The first year, McLaurin worked with people from 91 different nations, but only introduced music after it was mentioned by another ESL teacher.
“The students seemed to enjoy it, and it seemed to help, so I went to six different ESL classes a week, and we’d work with the students on songs,” said McLaurin.
Today, she helps students to write songs in English and perform them.
“These people come from so many different cultures, and it’s a bittersweet experience for many of them,” said McLaurin. “We try to provide language lessons and encouragement, so they could tell their stories and express what they’re feeling in this new place.”
McLaurin said helping students write songs about their life in their home country, and the challenges they face in their new home, provides an emotional hook that helps people learn English.
“There is music in every culture, it crosses borders,” said McLaurin. “We just help people take everything they’re feeling and put it to song. It’s emotional and gives the students confidence that they can be successful learning English.”
So far, McLaurin seems to be breaking new ground in the ESL field.
“We’ve talked with ESL teachers all across the nation, and nobody else seems to be doing it quite like this,” said McLaurin. “We seem to be the first that use music in this manner.”
McLaurin’s efforts even extend beyond the classroom to include organizing trips for international students that help them feel more at home in the United States, including bringing groups of students to western North Carolina, and West Jefferson.

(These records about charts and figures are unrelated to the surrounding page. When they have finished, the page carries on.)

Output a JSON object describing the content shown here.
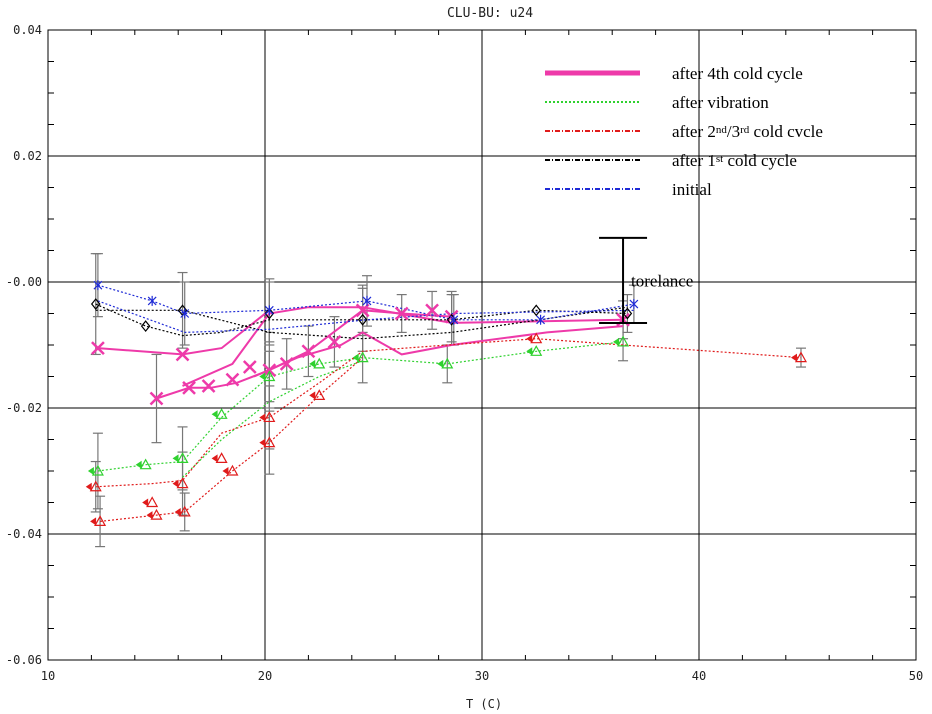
{
  "chart_data": {
    "type": "scatter",
    "title": "CLU-BU:  u24",
    "xlabel": "T (C)",
    "ylabel": "",
    "xlim": [
      10,
      50
    ],
    "ylim": [
      -0.06,
      0.04
    ],
    "x_ticks": [
      10,
      20,
      30,
      40,
      50
    ],
    "x_tick_labels": [
      "10",
      "20",
      "30",
      "40",
      "50"
    ],
    "y_ticks": [
      -0.06,
      -0.04,
      -0.02,
      0.0,
      0.02,
      0.04
    ],
    "y_tick_labels": [
      "-0.06",
      "-0.04",
      "-0.02",
      "-0.00",
      "0.02",
      "0.04"
    ],
    "grid": true,
    "legend": {
      "position": "top-right",
      "entries": [
        {
          "main": "after 4th cold cycle",
          "color": "#ee3aa9",
          "style": "solid",
          "width": 5
        },
        {
          "main": "after vibration",
          "color": "#2fd12f",
          "style": "dotted",
          "width": 2
        },
        {
          "pre": "after 2",
          "sup1": "nd",
          "mid": "/3",
          "sup2": "rd",
          "post": " cold cvcle",
          "color": "#e01b1b",
          "style": "dashdot",
          "width": 2
        },
        {
          "main": "after 1",
          "sup1": "st",
          "post": " cold cycle",
          "color": "#000000",
          "style": "dashdot",
          "width": 2
        },
        {
          "main": "initial",
          "color": "#1f2bd6",
          "style": "dashdot",
          "width": 2
        }
      ]
    },
    "annotation": {
      "text": "torelance",
      "x": 36.5,
      "y_low": -0.0065,
      "y_high": 0.007
    },
    "series": [
      {
        "name": "after 4th cold cycle",
        "color": "#ee3aa9",
        "marker": "x",
        "points": [
          {
            "x": 12.3,
            "y": -0.0105,
            "e": 0
          },
          {
            "x": 16.2,
            "y": -0.0115,
            "e": 0
          },
          {
            "x": 15.0,
            "y": -0.0185,
            "e": 0.007
          },
          {
            "x": 16.5,
            "y": -0.0168,
            "e": 0
          },
          {
            "x": 17.4,
            "y": -0.0165,
            "e": 0
          },
          {
            "x": 18.5,
            "y": -0.0155,
            "e": 0
          },
          {
            "x": 19.3,
            "y": -0.0135,
            "e": 0
          },
          {
            "x": 20.2,
            "y": -0.014,
            "e": 0.006
          },
          {
            "x": 21.0,
            "y": -0.013,
            "e": 0.004
          },
          {
            "x": 22.0,
            "y": -0.011,
            "e": 0.004
          },
          {
            "x": 23.2,
            "y": -0.0095,
            "e": 0.004
          },
          {
            "x": 24.5,
            "y": -0.0045,
            "e": 0.004
          },
          {
            "x": 26.3,
            "y": -0.005,
            "e": 0.003
          },
          {
            "x": 27.7,
            "y": -0.0045,
            "e": 0.003
          },
          {
            "x": 28.6,
            "y": -0.0055,
            "e": 0.004
          },
          {
            "x": 36.5,
            "y": -0.006,
            "e": 0.003
          }
        ],
        "lines": [
          [
            [
              12.3,
              -0.0105
            ],
            [
              16.2,
              -0.0115
            ],
            [
              18.0,
              -0.0105
            ],
            [
              20.2,
              -0.0045
            ]
          ],
          [
            [
              15.0,
              -0.0185
            ],
            [
              16.5,
              -0.0168
            ],
            [
              17.5,
              -0.0168
            ],
            [
              18.7,
              -0.016
            ],
            [
              20.2,
              -0.014
            ],
            [
              22.0,
              -0.011
            ],
            [
              24.5,
              -0.0045
            ],
            [
              26.3,
              -0.005
            ],
            [
              28.6,
              -0.0055
            ]
          ],
          [
            [
              16.2,
              -0.0165
            ],
            [
              18.5,
              -0.013
            ],
            [
              20.2,
              -0.005
            ],
            [
              22.0,
              -0.004
            ],
            [
              24.5,
              -0.004
            ],
            [
              28.6,
              -0.0065
            ],
            [
              36.5,
              -0.006
            ]
          ],
          [
            [
              19.5,
              -0.015
            ],
            [
              21.5,
              -0.012
            ],
            [
              23.5,
              -0.01
            ],
            [
              24.5,
              -0.008
            ],
            [
              26.3,
              -0.0115
            ],
            [
              28.6,
              -0.01
            ],
            [
              33.0,
              -0.008
            ],
            [
              36.5,
              -0.007
            ]
          ]
        ]
      },
      {
        "name": "after vibration",
        "color": "#2fd12f",
        "marker": "tri",
        "points": [
          {
            "x": 12.3,
            "y": -0.03,
            "e": 0.006
          },
          {
            "x": 14.5,
            "y": -0.029,
            "e": 0
          },
          {
            "x": 16.2,
            "y": -0.028,
            "e": 0.005
          },
          {
            "x": 18.0,
            "y": -0.021,
            "e": 0
          },
          {
            "x": 20.2,
            "y": -0.015,
            "e": 0.004
          },
          {
            "x": 22.5,
            "y": -0.013,
            "e": 0
          },
          {
            "x": 24.5,
            "y": -0.012,
            "e": 0.004
          },
          {
            "x": 28.4,
            "y": -0.013,
            "e": 0.003
          },
          {
            "x": 32.5,
            "y": -0.011,
            "e": 0
          },
          {
            "x": 36.5,
            "y": -0.0095,
            "e": 0.003
          }
        ],
        "lines": [
          [
            [
              12.3,
              -0.03
            ],
            [
              14.5,
              -0.029
            ],
            [
              16.2,
              -0.0285
            ],
            [
              18.0,
              -0.0215
            ],
            [
              20.2,
              -0.015
            ],
            [
              22.5,
              -0.013
            ],
            [
              24.5,
              -0.012
            ],
            [
              28.4,
              -0.013
            ],
            [
              32.5,
              -0.011
            ],
            [
              36.5,
              -0.0095
            ]
          ],
          [
            [
              16.2,
              -0.031
            ],
            [
              18.0,
              -0.025
            ],
            [
              20.2,
              -0.019
            ],
            [
              22.5,
              -0.015
            ],
            [
              24.5,
              -0.0125
            ]
          ]
        ]
      },
      {
        "name": "after 2nd/3rd cold cvcle",
        "color": "#e01b1b",
        "marker": "tri",
        "points": [
          {
            "x": 12.2,
            "y": -0.0325,
            "e": 0.004
          },
          {
            "x": 12.4,
            "y": -0.038,
            "e": 0.004
          },
          {
            "x": 14.8,
            "y": -0.035,
            "e": 0
          },
          {
            "x": 15.0,
            "y": -0.037,
            "e": 0
          },
          {
            "x": 16.2,
            "y": -0.032,
            "e": 0.005
          },
          {
            "x": 16.3,
            "y": -0.0365,
            "e": 0.003
          },
          {
            "x": 18.0,
            "y": -0.028,
            "e": 0
          },
          {
            "x": 18.5,
            "y": -0.03,
            "e": 0
          },
          {
            "x": 20.2,
            "y": -0.0215,
            "e": 0.005
          },
          {
            "x": 20.2,
            "y": -0.0255,
            "e": 0.005
          },
          {
            "x": 22.5,
            "y": -0.018,
            "e": 0
          },
          {
            "x": 32.5,
            "y": -0.009,
            "e": 0
          },
          {
            "x": 44.7,
            "y": -0.012,
            "e": 0.0015
          }
        ],
        "lines": [
          [
            [
              12.2,
              -0.0325
            ],
            [
              14.8,
              -0.032
            ],
            [
              16.2,
              -0.0315
            ],
            [
              18.0,
              -0.024
            ],
            [
              20.2,
              -0.0215
            ],
            [
              22.5,
              -0.016
            ],
            [
              24.5,
              -0.011
            ],
            [
              28.4,
              -0.01
            ],
            [
              32.5,
              -0.009
            ],
            [
              36.5,
              -0.01
            ],
            [
              44.7,
              -0.012
            ]
          ],
          [
            [
              12.4,
              -0.038
            ],
            [
              15.0,
              -0.037
            ],
            [
              16.3,
              -0.0365
            ],
            [
              18.5,
              -0.03
            ],
            [
              20.2,
              -0.0255
            ],
            [
              22.5,
              -0.018
            ],
            [
              24.5,
              -0.012
            ]
          ]
        ]
      },
      {
        "name": "after 1st cold cycle",
        "color": "#000000",
        "marker": "diamond",
        "points": [
          {
            "x": 12.2,
            "y": -0.0035,
            "e": 0.008
          },
          {
            "x": 14.5,
            "y": -0.007,
            "e": 0
          },
          {
            "x": 16.2,
            "y": -0.0045,
            "e": 0.006
          },
          {
            "x": 20.2,
            "y": -0.005,
            "e": 0.005
          },
          {
            "x": 24.5,
            "y": -0.006,
            "e": 0.005
          },
          {
            "x": 28.6,
            "y": -0.006,
            "e": 0.004
          },
          {
            "x": 32.5,
            "y": -0.0045,
            "e": 0
          },
          {
            "x": 36.7,
            "y": -0.005,
            "e": 0.003
          }
        ],
        "lines": [
          [
            [
              12.2,
              -0.0035
            ],
            [
              14.5,
              -0.007
            ],
            [
              16.2,
              -0.0085
            ],
            [
              18.0,
              -0.008
            ],
            [
              20.2,
              -0.006
            ],
            [
              24.5,
              -0.006
            ],
            [
              28.6,
              -0.006
            ],
            [
              32.5,
              -0.0045
            ],
            [
              36.7,
              -0.005
            ]
          ],
          [
            [
              12.2,
              -0.0045
            ],
            [
              16.2,
              -0.0045
            ],
            [
              20.2,
              -0.008
            ],
            [
              24.5,
              -0.009
            ],
            [
              28.6,
              -0.008
            ],
            [
              36.7,
              -0.004
            ]
          ]
        ]
      },
      {
        "name": "initial",
        "color": "#1f2bd6",
        "marker": "star",
        "points": [
          {
            "x": 12.3,
            "y": -0.0005,
            "e": 0.005
          },
          {
            "x": 14.8,
            "y": -0.003,
            "e": 0
          },
          {
            "x": 16.3,
            "y": -0.005,
            "e": 0.005
          },
          {
            "x": 20.2,
            "y": -0.0045,
            "e": 0.005
          },
          {
            "x": 24.7,
            "y": -0.003,
            "e": 0.004
          },
          {
            "x": 28.7,
            "y": -0.006,
            "e": 0.004
          },
          {
            "x": 32.7,
            "y": -0.006,
            "e": 0
          },
          {
            "x": 37.0,
            "y": -0.0035,
            "e": 0.003
          }
        ],
        "lines": [
          [
            [
              12.3,
              -0.0005
            ],
            [
              14.8,
              -0.003
            ],
            [
              16.3,
              -0.005
            ],
            [
              20.2,
              -0.0045
            ],
            [
              24.7,
              -0.003
            ],
            [
              28.7,
              -0.006
            ],
            [
              32.7,
              -0.006
            ],
            [
              37.0,
              -0.0035
            ]
          ],
          [
            [
              12.3,
              -0.003
            ],
            [
              16.3,
              -0.008
            ],
            [
              20.2,
              -0.0075
            ],
            [
              24.7,
              -0.006
            ],
            [
              28.7,
              -0.005
            ],
            [
              37.0,
              -0.0045
            ]
          ]
        ]
      }
    ]
  }
}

“We try to open someone’s home for lunch or dinner, so the students can get an idea what a typical American home might be like,” said McLaurin. “It helps the students get acclimated quicker, and it’s so much fun.”
McLaurin said she plans to continue using music in the classroom, and hopes to create teaching material that might help spread the method to other classrooms.
“We have so much fun, and music seems to be very helpful in teaching,” said McLaurin. “I’d like to spread the method, so other ESL teachers can try it, too.”